Making it Real Kapow Software's Katalyst product meets the spec, and then some. It provides all the wish list items above: visual and interactive declaration of desired URLs, data to extract and delimiting entities in the page. So far, so good. But Katalyst doesn't just build a black box that grabs the data for you. Instead, it actually exposes an API around its extraction processes, thus enabling other code and other tools to extract the data directly.
That's great for public Web sites that you wish to extract data from, but it's also good for adding an API to your own internal Web applications without having to write any code.
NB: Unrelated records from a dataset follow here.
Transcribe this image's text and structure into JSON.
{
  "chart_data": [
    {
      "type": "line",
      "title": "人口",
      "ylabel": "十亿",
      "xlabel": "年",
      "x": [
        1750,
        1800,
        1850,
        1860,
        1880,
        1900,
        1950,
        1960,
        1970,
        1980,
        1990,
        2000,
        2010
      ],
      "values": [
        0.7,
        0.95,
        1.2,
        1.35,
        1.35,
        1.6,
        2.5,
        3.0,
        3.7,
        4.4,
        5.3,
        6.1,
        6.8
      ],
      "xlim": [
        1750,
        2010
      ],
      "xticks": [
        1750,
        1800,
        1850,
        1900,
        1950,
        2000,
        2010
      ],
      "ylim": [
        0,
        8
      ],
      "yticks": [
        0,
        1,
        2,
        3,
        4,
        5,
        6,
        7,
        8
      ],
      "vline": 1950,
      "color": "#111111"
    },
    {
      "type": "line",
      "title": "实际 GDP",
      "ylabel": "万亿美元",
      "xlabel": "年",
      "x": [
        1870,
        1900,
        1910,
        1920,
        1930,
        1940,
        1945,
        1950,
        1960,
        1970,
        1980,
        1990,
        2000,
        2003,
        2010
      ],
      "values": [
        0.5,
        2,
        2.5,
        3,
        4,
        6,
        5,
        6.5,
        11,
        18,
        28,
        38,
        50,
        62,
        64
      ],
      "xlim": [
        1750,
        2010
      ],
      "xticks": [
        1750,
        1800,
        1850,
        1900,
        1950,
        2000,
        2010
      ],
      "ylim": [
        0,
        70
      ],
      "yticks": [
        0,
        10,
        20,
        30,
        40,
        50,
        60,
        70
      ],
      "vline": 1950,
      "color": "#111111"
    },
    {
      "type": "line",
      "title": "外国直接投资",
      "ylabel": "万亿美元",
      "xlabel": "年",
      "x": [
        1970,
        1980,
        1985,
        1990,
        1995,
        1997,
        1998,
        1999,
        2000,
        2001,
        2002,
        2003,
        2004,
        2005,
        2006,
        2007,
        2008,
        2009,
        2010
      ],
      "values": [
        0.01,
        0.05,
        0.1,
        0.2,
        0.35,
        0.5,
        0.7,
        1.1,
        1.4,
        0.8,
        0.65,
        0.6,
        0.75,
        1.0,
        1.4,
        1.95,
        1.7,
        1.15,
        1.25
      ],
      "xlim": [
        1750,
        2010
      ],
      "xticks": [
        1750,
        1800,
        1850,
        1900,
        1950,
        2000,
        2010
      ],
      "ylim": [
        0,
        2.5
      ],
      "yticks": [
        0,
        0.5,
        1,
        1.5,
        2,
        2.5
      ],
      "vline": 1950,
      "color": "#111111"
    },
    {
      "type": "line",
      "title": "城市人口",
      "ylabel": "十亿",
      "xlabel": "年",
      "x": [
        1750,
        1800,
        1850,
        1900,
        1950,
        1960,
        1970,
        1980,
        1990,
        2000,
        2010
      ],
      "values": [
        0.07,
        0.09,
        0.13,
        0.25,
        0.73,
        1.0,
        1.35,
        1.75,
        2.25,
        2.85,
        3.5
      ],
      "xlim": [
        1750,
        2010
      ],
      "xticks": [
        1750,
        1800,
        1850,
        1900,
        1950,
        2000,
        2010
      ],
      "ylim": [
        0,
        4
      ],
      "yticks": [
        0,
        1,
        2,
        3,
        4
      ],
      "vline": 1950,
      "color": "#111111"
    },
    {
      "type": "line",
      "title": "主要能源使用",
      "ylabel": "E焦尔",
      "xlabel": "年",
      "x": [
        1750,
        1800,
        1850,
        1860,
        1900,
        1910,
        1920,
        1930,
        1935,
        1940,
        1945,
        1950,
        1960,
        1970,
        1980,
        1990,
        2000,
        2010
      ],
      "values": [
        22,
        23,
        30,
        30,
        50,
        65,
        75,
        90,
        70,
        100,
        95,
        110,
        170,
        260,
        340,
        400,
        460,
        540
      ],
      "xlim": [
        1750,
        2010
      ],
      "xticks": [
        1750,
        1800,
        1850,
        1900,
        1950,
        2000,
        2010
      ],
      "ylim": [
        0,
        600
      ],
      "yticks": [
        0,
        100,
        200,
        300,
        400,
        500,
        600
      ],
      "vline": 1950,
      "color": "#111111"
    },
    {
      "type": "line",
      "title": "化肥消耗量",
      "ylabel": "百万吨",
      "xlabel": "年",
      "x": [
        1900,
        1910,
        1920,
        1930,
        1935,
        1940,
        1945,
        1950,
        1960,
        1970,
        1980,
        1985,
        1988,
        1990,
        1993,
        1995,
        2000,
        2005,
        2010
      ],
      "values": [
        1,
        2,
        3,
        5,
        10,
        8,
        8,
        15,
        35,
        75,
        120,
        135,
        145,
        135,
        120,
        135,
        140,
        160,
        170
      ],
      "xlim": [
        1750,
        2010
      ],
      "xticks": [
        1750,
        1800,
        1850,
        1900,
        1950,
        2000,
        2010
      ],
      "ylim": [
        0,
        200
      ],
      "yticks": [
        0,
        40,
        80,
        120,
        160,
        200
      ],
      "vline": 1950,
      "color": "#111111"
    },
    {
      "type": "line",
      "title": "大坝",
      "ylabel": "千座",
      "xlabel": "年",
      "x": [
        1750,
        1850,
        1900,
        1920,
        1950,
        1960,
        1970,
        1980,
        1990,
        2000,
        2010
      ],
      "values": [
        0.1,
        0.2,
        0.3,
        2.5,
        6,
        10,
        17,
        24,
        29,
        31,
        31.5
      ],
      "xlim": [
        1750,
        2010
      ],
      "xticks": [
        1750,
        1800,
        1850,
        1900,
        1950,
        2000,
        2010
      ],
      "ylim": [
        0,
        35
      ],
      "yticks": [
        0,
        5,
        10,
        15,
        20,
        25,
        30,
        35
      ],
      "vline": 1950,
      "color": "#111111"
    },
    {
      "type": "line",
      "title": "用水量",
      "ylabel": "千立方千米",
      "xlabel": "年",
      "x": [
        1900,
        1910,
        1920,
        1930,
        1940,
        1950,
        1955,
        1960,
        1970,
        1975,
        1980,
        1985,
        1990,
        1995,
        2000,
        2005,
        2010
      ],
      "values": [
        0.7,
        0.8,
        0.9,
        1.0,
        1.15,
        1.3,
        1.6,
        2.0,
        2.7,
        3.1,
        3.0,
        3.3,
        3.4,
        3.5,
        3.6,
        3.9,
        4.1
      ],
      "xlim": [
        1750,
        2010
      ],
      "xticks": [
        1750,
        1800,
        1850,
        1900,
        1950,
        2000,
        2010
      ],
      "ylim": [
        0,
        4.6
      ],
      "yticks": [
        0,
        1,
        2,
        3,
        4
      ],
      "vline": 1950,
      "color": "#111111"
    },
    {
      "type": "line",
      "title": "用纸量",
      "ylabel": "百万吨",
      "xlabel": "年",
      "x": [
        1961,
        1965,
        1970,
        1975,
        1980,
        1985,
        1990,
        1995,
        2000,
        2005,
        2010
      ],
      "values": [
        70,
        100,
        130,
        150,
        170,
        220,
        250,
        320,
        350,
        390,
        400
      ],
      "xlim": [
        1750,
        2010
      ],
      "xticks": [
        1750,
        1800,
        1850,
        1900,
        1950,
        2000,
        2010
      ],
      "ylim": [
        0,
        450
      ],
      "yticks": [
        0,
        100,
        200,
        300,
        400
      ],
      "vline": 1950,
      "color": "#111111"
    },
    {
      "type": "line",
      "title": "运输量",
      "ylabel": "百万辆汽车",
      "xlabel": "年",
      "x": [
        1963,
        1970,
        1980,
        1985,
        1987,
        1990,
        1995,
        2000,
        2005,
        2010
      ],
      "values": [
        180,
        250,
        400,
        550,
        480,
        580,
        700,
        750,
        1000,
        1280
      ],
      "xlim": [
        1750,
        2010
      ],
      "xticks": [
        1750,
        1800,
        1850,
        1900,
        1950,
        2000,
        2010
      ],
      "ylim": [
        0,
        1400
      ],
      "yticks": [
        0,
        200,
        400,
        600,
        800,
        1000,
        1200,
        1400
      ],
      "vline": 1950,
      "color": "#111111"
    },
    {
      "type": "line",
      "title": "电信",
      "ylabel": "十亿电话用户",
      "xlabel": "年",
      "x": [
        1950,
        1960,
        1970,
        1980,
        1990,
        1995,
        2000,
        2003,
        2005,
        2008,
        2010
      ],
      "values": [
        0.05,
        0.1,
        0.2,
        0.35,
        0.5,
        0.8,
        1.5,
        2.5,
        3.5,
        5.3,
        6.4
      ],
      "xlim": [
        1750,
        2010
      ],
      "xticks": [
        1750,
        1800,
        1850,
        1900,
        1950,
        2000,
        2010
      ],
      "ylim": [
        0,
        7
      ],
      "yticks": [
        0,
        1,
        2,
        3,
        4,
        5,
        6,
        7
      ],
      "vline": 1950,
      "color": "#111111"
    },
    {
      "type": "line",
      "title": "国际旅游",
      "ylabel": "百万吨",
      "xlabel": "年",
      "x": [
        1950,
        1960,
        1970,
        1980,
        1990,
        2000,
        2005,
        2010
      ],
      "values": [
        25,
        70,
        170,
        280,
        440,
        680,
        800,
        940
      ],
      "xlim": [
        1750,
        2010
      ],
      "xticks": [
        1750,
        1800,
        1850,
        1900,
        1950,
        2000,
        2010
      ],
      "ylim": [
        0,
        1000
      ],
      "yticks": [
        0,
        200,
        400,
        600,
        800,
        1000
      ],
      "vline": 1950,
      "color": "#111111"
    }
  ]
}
In effect, Katalyst builds data services around existing Web sites and Web applications, does so without required coding, and makes any breaking layout changes in those products minimally disruptive.
Maybe the nicest thing about Katalyst is that it's designed with data extraction and analysis in mind, and it provides a manageability layer atop all of its data integration processes, making it perfect for Big Data applications where repeatability, manageability, maintainability and scalability are all essential.
Web Data is BI, and Big Data Katalyst isn't just a tweaky programmer's toolkit. It's a real, live data integration tool. Maybe that's why Informatica, a big name in BI which just put out its 9.5 release this week, announced a strategic partnership with Kapow Software. As a result, Informatica PowerExchange for Kapow Katalyst will be made available as part of Informatica 9.5. Version 9.5 is the Big Data release of Informatica, with the ability to treat Hadoop as a standard data source and destination. Integrating with this version of Informatica makes the utility of Katalyst in Big Data applications not merely a provable idea, but a product reality.